Comparison of the current results to other systems is difficult because reported error analysis varies greatly. The standard analysis pioneered by the senior author Citation[3], Citation[4], Citation[10],Citation[12–14] with reporting of FRE, FLE, and TRE is not universally followed. This is especially true for commercially available, FDA-approved, clinical IGS systems for which advertisements frequently list numeric values for errors without specifying which error (target registration, fiducial registration, or fiducial localization) or which method (i.e., singular decomposition) was used. Of interest to the clinician is the target registration error – the difference between the actual location of a surgical target and the location identified using image guidance. Data extracted from peer-reviewed publications provides a best estimate of the TRE for the following IGS systems: LandmarX™ (Xomed, Inc., Jacksonville, FL): 1.69±0.38 mm Citation[20]; BrainLAB (BrainLAB, Heimstetten, Germany): 1.31±0.87 for skin-affixed markers and 2.77±1.64 mm for laser contouring Citation[22]; and InstaTrak (GE Medical Systems, Lawrence, MA): 2.28±0.91 mm Citation[23]. The EarMark™ compares favorably with these systems.
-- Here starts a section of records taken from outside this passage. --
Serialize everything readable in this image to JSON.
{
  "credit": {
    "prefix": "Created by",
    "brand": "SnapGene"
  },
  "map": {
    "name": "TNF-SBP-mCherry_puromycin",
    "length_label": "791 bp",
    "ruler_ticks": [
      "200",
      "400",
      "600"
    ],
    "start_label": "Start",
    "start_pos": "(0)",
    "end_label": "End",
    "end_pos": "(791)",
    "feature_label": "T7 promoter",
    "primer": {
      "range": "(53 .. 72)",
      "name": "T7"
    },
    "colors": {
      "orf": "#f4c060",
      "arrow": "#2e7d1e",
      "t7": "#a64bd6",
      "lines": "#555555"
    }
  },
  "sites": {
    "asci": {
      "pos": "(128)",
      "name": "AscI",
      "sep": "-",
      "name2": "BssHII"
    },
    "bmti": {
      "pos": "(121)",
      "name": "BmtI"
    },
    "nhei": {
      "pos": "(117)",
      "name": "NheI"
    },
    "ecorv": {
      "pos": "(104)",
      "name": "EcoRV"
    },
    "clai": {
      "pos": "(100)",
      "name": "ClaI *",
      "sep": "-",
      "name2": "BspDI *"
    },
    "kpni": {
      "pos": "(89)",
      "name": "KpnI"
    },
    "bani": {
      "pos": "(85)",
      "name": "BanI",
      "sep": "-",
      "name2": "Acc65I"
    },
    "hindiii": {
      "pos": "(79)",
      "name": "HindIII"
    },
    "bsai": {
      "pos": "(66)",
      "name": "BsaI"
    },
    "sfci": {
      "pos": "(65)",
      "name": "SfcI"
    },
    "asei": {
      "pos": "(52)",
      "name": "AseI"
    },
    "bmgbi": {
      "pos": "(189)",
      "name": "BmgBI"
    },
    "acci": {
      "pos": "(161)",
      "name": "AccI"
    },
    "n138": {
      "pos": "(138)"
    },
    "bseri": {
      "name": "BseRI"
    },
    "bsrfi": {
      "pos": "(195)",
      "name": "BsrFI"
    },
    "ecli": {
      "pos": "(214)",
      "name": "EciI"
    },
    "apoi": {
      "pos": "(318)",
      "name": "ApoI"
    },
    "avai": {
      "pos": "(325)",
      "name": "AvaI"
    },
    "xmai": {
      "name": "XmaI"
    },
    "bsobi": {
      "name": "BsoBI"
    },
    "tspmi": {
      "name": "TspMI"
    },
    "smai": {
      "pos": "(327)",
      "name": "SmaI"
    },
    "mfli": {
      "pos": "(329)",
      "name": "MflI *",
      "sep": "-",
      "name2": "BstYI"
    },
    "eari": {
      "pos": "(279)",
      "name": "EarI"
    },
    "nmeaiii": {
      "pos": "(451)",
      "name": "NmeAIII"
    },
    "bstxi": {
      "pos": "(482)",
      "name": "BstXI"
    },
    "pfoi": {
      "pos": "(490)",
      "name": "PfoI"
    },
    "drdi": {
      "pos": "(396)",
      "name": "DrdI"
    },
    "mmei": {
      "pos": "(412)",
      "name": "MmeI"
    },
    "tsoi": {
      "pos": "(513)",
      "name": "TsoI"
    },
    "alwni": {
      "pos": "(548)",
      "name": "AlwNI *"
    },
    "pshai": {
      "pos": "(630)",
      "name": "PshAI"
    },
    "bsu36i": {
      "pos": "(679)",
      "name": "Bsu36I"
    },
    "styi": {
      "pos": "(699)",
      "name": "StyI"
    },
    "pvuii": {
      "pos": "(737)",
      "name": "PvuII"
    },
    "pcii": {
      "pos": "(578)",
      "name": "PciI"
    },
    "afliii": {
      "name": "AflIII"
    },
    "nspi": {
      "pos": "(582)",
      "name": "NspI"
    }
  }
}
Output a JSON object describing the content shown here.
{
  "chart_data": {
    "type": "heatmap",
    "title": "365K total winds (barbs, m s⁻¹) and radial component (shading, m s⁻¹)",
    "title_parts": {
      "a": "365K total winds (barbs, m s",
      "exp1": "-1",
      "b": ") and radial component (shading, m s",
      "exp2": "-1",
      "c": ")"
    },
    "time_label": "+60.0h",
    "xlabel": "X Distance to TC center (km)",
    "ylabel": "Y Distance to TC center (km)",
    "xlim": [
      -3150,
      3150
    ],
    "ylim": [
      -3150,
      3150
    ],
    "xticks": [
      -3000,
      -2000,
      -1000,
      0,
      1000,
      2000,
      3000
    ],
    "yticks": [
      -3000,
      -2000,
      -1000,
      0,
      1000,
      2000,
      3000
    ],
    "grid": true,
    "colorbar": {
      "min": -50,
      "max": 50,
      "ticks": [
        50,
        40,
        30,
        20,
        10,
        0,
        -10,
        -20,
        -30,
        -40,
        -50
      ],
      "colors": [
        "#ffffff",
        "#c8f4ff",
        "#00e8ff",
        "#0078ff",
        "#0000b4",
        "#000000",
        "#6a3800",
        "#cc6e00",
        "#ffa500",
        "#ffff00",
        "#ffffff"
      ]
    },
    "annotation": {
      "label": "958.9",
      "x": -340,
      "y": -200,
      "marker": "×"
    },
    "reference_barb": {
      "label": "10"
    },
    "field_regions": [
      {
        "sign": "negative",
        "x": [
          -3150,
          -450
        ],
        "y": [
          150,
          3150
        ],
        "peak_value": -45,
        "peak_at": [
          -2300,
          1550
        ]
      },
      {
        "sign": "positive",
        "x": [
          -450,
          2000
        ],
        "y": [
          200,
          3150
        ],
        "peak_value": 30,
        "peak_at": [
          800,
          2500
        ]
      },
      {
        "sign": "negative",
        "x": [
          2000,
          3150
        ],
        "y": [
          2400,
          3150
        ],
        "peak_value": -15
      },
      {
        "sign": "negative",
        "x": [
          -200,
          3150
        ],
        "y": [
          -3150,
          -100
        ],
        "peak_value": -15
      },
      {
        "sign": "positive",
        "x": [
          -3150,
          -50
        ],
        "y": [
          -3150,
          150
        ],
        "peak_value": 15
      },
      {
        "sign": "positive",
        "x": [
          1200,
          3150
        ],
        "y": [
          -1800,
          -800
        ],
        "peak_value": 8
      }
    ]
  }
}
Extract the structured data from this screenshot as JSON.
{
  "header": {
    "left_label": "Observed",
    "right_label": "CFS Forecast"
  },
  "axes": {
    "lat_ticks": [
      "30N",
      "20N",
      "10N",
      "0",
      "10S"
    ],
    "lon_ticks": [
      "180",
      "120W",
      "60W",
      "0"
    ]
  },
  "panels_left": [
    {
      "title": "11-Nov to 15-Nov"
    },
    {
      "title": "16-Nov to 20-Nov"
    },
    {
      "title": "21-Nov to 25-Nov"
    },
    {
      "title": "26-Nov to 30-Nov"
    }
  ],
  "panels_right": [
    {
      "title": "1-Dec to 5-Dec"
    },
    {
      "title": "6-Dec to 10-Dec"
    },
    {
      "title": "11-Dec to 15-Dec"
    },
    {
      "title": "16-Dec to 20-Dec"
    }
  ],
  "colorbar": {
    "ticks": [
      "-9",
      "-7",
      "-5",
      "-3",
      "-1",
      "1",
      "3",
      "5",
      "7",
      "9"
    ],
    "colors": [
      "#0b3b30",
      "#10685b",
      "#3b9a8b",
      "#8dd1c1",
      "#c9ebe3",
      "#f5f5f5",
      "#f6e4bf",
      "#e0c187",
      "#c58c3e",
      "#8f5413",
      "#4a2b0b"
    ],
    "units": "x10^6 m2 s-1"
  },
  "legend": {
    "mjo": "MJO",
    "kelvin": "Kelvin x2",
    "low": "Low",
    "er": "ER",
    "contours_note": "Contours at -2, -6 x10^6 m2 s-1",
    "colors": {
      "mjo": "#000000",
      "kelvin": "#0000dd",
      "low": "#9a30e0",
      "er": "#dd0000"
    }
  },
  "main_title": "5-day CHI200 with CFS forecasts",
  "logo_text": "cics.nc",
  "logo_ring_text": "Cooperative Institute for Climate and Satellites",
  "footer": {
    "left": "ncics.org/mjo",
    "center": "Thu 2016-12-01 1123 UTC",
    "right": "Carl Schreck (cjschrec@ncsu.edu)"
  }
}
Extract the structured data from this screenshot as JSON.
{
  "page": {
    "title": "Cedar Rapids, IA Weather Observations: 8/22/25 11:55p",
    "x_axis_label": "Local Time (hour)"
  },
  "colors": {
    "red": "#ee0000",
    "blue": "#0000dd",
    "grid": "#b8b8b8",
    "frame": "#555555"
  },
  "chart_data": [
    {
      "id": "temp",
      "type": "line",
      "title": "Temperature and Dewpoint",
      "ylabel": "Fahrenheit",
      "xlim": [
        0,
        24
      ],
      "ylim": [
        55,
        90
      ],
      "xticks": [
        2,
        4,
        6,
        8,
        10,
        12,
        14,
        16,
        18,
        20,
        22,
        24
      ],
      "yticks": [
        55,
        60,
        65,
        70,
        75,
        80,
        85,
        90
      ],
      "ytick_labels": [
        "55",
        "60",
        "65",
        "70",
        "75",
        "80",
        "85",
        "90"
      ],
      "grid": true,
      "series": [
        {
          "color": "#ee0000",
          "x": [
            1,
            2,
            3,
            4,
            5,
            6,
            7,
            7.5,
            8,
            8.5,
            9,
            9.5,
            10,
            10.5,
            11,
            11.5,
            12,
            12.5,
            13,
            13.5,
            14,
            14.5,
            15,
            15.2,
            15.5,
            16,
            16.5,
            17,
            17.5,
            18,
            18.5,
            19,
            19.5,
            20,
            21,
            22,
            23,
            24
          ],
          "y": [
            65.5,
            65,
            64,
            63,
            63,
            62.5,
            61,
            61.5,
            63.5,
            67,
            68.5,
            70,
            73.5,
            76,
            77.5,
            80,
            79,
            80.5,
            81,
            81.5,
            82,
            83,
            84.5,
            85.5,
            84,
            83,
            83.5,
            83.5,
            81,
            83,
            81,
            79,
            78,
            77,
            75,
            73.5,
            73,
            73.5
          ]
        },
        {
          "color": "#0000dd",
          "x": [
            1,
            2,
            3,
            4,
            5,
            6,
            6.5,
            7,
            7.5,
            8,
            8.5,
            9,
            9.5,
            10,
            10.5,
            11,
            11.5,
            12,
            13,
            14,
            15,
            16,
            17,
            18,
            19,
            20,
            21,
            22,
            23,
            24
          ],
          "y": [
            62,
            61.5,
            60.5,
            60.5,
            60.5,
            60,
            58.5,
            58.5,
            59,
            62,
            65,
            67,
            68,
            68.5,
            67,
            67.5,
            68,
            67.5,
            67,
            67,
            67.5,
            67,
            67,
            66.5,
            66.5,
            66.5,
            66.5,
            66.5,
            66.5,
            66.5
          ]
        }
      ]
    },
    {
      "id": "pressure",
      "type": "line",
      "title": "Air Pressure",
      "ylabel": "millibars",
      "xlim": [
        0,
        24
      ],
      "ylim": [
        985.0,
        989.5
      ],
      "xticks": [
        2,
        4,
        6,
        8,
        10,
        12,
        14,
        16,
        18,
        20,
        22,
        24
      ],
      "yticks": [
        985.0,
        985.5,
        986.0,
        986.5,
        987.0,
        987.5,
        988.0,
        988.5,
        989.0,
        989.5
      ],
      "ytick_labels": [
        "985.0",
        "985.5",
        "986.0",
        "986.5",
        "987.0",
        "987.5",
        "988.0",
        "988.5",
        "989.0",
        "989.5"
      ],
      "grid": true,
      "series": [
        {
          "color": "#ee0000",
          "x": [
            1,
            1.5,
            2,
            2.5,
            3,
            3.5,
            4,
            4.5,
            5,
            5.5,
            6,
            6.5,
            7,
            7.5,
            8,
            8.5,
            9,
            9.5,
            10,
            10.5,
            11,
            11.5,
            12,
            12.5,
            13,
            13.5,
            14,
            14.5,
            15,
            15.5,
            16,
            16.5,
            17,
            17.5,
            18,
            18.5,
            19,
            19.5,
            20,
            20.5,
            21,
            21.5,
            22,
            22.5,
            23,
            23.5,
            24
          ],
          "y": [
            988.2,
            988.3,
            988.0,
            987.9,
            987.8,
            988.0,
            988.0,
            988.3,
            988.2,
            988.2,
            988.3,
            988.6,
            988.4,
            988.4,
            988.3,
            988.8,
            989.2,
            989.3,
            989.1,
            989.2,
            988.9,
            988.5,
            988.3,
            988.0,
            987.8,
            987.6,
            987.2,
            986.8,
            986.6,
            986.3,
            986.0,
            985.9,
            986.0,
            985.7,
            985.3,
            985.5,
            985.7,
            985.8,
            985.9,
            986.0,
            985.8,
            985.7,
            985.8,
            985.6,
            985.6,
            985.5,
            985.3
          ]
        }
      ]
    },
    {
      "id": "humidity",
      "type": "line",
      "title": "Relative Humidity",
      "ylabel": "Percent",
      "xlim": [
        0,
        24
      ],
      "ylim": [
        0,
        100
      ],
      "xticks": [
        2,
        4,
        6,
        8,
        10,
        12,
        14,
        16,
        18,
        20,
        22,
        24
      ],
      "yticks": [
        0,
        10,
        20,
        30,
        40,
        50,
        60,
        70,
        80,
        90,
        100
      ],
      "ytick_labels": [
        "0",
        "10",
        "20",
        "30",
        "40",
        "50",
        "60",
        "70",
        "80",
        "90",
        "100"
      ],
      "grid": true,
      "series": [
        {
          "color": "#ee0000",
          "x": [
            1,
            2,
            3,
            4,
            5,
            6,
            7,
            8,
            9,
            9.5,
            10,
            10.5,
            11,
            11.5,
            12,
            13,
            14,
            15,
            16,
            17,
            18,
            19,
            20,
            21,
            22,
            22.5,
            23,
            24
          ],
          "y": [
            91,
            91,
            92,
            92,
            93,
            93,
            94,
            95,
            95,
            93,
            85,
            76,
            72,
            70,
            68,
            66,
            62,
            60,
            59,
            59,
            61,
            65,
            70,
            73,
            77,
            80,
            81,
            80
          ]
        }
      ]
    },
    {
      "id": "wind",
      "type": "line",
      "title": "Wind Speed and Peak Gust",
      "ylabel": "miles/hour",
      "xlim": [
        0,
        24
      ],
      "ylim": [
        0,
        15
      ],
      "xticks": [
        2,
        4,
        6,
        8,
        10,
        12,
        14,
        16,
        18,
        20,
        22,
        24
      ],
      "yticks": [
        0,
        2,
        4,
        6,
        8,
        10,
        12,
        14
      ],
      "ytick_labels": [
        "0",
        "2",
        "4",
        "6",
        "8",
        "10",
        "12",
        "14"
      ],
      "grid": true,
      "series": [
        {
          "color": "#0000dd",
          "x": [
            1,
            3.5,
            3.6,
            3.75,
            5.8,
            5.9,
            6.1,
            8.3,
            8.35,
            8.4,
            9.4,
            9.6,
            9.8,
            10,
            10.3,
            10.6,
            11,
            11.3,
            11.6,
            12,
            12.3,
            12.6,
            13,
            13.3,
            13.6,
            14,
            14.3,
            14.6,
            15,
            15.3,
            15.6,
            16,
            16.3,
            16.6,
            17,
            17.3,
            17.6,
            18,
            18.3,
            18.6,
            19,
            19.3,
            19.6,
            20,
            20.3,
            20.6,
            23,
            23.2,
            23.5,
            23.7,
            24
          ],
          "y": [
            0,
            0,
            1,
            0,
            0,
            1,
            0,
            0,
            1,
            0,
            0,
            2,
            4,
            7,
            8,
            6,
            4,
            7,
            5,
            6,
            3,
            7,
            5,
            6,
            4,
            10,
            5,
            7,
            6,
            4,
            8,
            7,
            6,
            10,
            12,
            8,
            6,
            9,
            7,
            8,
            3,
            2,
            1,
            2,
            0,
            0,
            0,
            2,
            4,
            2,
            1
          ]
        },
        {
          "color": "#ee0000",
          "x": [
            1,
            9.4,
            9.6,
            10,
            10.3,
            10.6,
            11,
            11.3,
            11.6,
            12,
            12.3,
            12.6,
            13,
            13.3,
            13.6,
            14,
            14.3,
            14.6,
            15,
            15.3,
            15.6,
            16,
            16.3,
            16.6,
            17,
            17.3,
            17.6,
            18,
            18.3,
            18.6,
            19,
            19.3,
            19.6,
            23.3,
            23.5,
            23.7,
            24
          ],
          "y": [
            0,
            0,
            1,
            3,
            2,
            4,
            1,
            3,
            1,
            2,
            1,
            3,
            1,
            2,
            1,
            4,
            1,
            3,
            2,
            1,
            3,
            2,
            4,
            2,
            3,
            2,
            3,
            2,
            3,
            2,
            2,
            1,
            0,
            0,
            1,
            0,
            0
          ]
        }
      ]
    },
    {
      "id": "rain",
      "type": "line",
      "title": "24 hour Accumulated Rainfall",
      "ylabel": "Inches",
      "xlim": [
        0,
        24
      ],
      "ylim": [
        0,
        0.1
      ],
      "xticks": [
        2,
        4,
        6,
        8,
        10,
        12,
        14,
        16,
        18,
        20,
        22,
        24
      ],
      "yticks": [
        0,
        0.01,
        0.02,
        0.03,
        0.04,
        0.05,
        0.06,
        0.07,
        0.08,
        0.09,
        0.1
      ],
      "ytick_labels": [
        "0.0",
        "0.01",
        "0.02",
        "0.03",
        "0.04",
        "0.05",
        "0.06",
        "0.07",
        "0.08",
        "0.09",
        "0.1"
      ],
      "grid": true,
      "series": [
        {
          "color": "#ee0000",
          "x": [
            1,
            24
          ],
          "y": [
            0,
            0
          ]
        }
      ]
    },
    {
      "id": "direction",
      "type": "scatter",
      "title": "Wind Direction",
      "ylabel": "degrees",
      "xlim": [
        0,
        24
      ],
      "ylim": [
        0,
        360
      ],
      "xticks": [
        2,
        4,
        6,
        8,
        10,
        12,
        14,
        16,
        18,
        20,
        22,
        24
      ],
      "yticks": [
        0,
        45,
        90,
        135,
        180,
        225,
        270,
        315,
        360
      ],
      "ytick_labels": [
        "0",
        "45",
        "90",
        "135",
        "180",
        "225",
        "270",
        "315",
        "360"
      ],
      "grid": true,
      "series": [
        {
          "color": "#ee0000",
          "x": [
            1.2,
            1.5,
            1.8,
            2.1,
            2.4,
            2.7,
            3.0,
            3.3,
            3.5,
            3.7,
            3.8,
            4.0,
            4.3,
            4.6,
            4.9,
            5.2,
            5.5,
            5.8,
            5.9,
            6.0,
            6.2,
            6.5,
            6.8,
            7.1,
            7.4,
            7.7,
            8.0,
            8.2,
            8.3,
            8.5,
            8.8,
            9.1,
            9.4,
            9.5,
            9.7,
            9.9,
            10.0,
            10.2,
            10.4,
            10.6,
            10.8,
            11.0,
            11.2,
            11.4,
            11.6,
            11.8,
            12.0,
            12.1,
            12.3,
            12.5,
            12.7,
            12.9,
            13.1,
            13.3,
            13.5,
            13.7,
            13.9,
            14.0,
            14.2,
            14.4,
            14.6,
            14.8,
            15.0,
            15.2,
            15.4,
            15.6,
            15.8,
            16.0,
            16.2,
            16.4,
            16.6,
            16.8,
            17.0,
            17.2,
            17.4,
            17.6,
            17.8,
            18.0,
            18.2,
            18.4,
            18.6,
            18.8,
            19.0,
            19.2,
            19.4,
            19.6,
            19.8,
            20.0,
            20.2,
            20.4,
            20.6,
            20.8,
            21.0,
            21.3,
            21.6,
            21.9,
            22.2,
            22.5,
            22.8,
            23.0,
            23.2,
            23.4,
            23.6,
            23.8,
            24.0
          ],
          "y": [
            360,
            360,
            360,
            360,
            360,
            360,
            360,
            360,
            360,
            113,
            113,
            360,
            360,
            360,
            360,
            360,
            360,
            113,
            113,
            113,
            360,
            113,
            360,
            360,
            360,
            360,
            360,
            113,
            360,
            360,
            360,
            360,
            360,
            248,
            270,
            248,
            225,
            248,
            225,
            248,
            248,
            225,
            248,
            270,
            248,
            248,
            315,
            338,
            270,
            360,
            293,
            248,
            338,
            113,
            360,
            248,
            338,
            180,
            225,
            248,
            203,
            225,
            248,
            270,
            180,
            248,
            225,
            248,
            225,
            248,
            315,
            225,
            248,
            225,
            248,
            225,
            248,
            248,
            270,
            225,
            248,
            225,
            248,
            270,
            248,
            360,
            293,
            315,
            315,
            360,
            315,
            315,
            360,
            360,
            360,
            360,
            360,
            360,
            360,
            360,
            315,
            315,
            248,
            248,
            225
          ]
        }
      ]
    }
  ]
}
The EarMark™ fiducial marker system, currently in clinical trials on patients undergoing elective ear surgery, has widespread application within the field of otology/neurotology. Analogous to IGS systems in neurosurgery, orthopaedic surgery, and laparoscopic surgery, we hypothesize that otologic IGS will be cost effective, expeditiously allowing more extensive removal of diseased tissue with minimal collateral damage. With this platform, the concept of robotic otologic surgery is also feasible and ongoing research in our laboratory is directed at reducing this idea to practice.

Conclusion

The EarMark™ system is a novel, non-invasive fiducial frame which directly couples to a patient's maxillary dentition. Ex-vivo analysis presented in this paper has shown submillimetric target registration error within the surgical field of interest, i.e., the temporal bone.

Acknowledgments

This work was supported by Vanderbilt University Medical Center (Discovery Grant, PI – RFL) and the National Institute of Biomedical Imaging and Bioengineering (R21 EB02886–01, PI – RFL).